Calvino’s upbringing shaped more than just his politics. On his father’s family farm – where experimentation in cultivating then exotic fruits such as grapefruit took place – Calvino found inspiration in the landscape. The New York Times Magazine writer Frank MacShane noted in 1983 the feel of Calvino’s house being an extension of his fantasy worlds. Calvino, while fascinated by his parents work, was “attracted more to the suggestive aspects of plants and to the forests that ran along the hillsides above the coast”, leading him to attempt to create a “kind of apotheosis of nature” in his own home. However, his writing was not always fantastical. His first novel – The Path to the Nest of Spiders, published in 1947 – took a neorealist stance that he struggled to carry forward. Instead he began writing the books he wished to read, taking fascinations of his childhood as inspiration. From this, his later writings began to broach ideas of consciousness, perspective, and the meeting of science and art – both viewed as instruments of knowledge. His writing moved away from politics believing that writers should remain above politics, writing what “ordinary politicians don’t say”. In lectures he gave, he urged students to pursue overambitious and unimaginable projects, to ensure literature’s continuing function. To Columbia students he said he wished to find in his literature “new forms to suit realities” ignored by other writers. As such, Calvino’s novels are a reflection of his experiments to combine the abstract, space, and the clarity of new perspective.

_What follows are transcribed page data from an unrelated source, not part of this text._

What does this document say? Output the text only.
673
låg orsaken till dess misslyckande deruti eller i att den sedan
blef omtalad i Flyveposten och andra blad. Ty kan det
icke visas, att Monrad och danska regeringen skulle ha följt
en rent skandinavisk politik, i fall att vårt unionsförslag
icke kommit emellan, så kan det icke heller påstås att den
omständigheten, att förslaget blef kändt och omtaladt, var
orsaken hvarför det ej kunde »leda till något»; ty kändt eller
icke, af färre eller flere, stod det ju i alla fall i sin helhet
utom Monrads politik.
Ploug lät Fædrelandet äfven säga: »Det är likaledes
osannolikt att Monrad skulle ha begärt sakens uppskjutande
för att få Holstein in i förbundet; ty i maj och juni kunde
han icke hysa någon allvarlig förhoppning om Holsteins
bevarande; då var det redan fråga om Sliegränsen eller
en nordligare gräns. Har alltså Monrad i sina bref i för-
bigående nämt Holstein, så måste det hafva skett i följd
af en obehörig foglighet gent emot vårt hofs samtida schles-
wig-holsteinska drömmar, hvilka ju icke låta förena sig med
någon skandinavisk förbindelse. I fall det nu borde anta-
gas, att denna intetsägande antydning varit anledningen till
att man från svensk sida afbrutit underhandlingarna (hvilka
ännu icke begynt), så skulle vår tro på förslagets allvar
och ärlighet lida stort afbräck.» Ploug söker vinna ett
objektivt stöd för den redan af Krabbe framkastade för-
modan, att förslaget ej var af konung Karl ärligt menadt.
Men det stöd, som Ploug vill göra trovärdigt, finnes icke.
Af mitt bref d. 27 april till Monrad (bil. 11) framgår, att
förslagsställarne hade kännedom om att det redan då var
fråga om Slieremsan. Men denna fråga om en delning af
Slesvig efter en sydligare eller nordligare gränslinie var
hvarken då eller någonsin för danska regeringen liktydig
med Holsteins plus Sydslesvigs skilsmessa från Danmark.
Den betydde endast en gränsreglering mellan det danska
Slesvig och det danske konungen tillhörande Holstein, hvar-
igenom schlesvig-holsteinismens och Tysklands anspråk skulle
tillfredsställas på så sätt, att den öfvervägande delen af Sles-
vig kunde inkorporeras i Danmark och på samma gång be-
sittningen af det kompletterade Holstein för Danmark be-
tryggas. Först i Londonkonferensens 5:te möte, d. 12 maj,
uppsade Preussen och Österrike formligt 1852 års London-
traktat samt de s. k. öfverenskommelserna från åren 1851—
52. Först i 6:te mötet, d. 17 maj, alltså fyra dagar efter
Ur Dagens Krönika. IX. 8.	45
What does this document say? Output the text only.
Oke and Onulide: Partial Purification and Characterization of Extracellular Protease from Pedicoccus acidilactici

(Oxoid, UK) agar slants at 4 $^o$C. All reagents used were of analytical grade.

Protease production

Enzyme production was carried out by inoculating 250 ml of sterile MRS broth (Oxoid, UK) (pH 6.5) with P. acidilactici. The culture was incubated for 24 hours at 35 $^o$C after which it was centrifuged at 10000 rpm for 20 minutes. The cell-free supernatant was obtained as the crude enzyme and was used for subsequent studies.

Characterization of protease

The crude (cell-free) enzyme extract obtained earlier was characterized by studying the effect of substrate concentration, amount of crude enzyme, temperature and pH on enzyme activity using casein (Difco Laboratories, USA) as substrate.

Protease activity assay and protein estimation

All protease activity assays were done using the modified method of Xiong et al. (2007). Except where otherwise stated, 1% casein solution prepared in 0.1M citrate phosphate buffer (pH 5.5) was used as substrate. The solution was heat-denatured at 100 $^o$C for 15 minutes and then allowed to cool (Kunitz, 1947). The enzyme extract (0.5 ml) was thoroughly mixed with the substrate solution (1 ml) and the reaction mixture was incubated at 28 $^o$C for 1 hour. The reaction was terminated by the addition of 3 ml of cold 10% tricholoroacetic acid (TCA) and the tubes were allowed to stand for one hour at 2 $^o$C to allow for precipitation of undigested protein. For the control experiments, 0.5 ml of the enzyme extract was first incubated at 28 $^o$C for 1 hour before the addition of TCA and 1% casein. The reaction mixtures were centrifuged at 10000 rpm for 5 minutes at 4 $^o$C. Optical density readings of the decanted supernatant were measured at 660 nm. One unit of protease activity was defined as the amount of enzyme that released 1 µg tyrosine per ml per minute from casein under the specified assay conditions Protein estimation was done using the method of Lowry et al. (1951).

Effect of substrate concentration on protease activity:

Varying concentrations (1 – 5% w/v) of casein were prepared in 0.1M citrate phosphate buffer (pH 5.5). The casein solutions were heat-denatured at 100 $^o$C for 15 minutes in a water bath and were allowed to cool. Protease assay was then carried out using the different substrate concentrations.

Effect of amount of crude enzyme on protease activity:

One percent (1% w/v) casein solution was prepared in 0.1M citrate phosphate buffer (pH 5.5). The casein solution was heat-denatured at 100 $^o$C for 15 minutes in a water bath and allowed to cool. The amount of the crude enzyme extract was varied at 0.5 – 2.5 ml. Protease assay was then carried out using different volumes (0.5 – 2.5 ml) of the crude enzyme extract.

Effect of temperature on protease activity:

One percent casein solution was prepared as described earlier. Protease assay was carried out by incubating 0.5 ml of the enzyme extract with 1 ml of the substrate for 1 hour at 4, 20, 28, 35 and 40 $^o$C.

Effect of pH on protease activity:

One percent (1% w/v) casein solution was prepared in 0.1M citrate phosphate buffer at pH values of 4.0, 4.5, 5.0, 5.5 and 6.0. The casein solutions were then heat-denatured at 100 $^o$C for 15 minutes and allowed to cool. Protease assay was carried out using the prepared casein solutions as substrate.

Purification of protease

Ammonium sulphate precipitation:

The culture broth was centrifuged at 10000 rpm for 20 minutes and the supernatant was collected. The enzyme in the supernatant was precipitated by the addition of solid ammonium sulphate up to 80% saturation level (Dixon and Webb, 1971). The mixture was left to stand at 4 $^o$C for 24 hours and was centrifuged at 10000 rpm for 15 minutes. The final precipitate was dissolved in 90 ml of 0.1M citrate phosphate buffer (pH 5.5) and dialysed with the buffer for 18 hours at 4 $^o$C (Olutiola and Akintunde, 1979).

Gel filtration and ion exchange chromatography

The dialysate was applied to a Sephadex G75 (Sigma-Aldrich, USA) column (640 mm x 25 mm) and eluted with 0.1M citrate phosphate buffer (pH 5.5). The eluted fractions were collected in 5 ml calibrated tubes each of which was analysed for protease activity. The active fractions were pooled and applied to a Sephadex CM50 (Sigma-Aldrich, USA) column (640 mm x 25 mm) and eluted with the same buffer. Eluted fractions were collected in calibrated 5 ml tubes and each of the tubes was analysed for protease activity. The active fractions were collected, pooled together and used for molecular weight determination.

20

He began writing the books he wished to read, taking fascinations of his childhood as inspiration
Italo Calvino broadened the scope of 20th century literature, pushing the boundaries of the imaginable. Although at times questioned in his novelistic capabilities by critics, he took literature away from the post-war neorealist positions of the time. His worlds of fantasy and fables toyed with scientific ideas and challenged the reader, encouraging philosophical and esthetic debate. His work, I am sure, will remain an important pillar of literary history.